Partner compensation rules are being broken as we dismiss and explain away the money being thrown at top partners to lure them away from once untouchable firms—Quinn Emanuel grabs partners from Skadden, Kirkland grabs a top rainmaker from Winston & Strawn, and just last week Paul, Weiss picked Scott Barshay out of Cravath. These lateral moves have gone from a unique occurrence to a pattern—a pattern which is just getting started.
The rule breaker firms offer more than money, they offer the rare opportunity to redefine the legal world as we know it.

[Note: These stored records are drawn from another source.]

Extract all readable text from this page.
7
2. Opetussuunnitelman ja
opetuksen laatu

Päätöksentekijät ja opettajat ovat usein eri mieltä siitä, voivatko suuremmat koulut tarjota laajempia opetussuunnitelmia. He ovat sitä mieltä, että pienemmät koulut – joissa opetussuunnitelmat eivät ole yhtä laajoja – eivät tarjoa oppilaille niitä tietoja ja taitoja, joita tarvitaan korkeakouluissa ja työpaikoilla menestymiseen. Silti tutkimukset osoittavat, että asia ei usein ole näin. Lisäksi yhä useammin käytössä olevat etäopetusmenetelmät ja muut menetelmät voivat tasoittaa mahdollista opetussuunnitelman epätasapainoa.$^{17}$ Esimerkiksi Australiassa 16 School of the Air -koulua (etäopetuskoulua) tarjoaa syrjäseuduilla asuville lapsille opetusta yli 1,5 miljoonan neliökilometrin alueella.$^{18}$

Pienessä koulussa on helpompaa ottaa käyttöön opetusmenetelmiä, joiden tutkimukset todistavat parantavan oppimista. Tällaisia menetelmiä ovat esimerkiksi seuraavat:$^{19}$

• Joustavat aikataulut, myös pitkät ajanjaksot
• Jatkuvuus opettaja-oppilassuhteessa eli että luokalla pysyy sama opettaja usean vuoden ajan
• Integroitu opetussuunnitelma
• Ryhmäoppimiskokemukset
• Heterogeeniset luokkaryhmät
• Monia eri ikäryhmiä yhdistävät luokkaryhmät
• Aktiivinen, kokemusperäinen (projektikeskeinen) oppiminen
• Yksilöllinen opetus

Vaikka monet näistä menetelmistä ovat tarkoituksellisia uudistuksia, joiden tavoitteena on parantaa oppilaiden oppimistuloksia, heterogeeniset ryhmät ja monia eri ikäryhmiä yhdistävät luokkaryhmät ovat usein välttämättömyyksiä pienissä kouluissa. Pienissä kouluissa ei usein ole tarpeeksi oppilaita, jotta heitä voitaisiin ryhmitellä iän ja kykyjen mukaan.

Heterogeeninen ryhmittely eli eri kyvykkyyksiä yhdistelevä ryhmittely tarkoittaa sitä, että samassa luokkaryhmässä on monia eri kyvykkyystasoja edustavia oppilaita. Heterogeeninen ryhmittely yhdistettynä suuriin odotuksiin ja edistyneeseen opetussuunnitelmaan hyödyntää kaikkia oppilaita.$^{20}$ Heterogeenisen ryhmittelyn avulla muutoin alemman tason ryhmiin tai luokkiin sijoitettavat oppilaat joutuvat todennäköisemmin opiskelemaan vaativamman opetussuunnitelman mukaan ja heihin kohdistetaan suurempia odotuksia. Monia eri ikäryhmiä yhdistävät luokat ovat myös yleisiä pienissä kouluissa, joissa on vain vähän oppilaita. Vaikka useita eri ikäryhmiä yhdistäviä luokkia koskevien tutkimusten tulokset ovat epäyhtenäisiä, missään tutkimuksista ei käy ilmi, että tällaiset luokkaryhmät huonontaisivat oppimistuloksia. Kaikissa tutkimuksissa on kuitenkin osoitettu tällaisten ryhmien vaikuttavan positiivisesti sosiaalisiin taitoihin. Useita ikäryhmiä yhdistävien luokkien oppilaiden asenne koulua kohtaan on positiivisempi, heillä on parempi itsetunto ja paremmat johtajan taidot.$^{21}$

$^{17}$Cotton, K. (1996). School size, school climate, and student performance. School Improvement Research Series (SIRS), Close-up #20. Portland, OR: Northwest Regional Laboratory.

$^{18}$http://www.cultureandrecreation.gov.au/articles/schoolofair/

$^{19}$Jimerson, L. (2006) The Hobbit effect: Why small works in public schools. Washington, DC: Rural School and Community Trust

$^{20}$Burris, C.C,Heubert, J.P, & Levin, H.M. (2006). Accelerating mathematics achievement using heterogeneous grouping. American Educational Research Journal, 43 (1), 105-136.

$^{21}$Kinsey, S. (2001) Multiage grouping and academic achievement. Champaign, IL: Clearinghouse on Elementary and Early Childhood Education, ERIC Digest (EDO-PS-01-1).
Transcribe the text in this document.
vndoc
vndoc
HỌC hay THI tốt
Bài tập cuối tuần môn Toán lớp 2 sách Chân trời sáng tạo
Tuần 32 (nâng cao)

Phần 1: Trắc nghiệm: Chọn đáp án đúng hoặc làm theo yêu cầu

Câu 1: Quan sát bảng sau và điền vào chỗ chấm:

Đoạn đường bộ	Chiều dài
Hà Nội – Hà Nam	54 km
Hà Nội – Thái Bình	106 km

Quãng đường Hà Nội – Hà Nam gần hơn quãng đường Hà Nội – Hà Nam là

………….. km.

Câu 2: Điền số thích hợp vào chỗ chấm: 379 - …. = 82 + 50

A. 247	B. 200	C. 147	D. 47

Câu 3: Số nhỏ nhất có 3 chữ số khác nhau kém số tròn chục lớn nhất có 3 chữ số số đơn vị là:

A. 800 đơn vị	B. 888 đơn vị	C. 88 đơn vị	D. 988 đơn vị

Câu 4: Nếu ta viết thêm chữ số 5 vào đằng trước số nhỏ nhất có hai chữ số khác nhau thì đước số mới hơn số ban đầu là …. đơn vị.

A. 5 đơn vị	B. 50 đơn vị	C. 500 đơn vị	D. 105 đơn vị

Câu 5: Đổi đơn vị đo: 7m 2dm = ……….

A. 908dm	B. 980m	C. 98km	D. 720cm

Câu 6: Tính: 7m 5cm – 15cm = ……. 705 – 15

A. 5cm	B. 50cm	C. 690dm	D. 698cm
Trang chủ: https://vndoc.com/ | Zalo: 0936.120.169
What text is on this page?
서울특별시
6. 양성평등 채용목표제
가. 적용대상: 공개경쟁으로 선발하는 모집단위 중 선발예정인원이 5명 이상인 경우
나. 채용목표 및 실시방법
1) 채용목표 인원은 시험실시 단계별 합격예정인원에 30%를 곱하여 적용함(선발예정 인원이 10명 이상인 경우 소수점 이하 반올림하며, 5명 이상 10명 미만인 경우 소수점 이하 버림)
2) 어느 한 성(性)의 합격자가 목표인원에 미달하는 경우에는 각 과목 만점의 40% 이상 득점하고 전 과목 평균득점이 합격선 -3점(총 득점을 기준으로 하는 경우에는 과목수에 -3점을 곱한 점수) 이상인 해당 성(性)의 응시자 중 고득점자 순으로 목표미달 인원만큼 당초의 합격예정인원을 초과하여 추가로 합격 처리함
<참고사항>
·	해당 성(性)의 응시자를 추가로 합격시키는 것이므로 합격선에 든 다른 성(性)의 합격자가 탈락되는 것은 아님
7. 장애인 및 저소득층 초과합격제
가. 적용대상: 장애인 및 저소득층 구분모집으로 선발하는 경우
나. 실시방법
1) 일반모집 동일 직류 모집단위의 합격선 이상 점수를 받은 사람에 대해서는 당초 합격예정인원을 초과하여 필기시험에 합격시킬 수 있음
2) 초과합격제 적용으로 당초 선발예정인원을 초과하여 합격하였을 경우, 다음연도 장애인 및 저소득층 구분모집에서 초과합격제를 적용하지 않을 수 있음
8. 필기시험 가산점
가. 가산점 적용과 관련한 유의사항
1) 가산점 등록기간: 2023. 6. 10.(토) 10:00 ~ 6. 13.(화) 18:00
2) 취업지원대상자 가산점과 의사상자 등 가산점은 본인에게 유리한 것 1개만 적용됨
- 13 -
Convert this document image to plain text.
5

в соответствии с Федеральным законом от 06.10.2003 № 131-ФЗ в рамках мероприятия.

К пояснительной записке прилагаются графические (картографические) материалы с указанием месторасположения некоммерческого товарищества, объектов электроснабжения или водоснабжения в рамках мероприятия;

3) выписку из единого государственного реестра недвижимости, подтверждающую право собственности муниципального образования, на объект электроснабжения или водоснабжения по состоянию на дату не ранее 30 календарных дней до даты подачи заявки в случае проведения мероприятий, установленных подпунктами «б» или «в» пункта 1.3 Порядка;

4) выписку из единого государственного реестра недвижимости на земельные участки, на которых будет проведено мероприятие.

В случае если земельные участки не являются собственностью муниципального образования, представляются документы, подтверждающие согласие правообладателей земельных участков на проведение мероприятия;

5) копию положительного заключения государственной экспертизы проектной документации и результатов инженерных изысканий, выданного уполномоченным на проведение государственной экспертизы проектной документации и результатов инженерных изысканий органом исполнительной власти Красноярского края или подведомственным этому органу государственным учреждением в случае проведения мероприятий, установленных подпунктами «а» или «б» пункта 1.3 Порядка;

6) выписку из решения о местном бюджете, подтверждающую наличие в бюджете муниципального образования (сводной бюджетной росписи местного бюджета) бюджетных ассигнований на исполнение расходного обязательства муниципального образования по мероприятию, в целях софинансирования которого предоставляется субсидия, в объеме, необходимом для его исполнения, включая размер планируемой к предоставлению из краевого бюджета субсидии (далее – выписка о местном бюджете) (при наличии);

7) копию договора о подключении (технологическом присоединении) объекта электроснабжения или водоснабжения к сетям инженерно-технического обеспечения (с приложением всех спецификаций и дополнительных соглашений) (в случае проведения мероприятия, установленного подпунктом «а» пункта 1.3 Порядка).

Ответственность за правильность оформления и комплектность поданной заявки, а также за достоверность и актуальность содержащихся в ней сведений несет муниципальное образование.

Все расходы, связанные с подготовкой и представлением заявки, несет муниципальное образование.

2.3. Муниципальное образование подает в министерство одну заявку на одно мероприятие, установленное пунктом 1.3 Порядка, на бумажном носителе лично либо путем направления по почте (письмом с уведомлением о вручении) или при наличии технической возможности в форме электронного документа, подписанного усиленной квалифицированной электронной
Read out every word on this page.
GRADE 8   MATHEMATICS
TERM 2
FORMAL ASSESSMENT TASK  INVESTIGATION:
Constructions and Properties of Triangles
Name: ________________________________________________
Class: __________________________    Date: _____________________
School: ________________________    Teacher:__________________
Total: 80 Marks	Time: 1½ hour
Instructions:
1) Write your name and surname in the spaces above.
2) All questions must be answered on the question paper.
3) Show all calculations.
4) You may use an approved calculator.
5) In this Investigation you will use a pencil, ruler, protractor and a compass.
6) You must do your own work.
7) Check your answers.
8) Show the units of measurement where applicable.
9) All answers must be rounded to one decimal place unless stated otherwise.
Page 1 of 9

Money isn’t everything—helping to build a new law firm world order is close to having everything—but it is an essential ingredient for dislodging top-performing partners from their current homes.
A small group of forward-thinking law firms are using the kinks in the state of partner compensation to their strategic advantage. These savvy firms are exploiting this weak spot to attract the best laterals, those whose compensation plans leave them exposed.
The law firms making outsized deals realize the investment is dwarfed by the potential future success the new lateral partner brings. Setting new records to attract the right laterals is risky, but not nearly as risky as sitting still or doing what every other law firm does.
These lateral hires also teach us lock step compensation is dead, or at least mortally wounded. Market forces will drive lock step into a slow death spiral as firms realize it won’t keep the rainmakers in place, draining the bench and forcing law firms to make compensation more performance based and less open.
We are witnessing the industry disruption first hand—right now. This compensation breakdown is disrupting how law firms run themselves and will change the structure of the industry, strategy, recruiting, partner compensation, and business development for years to come.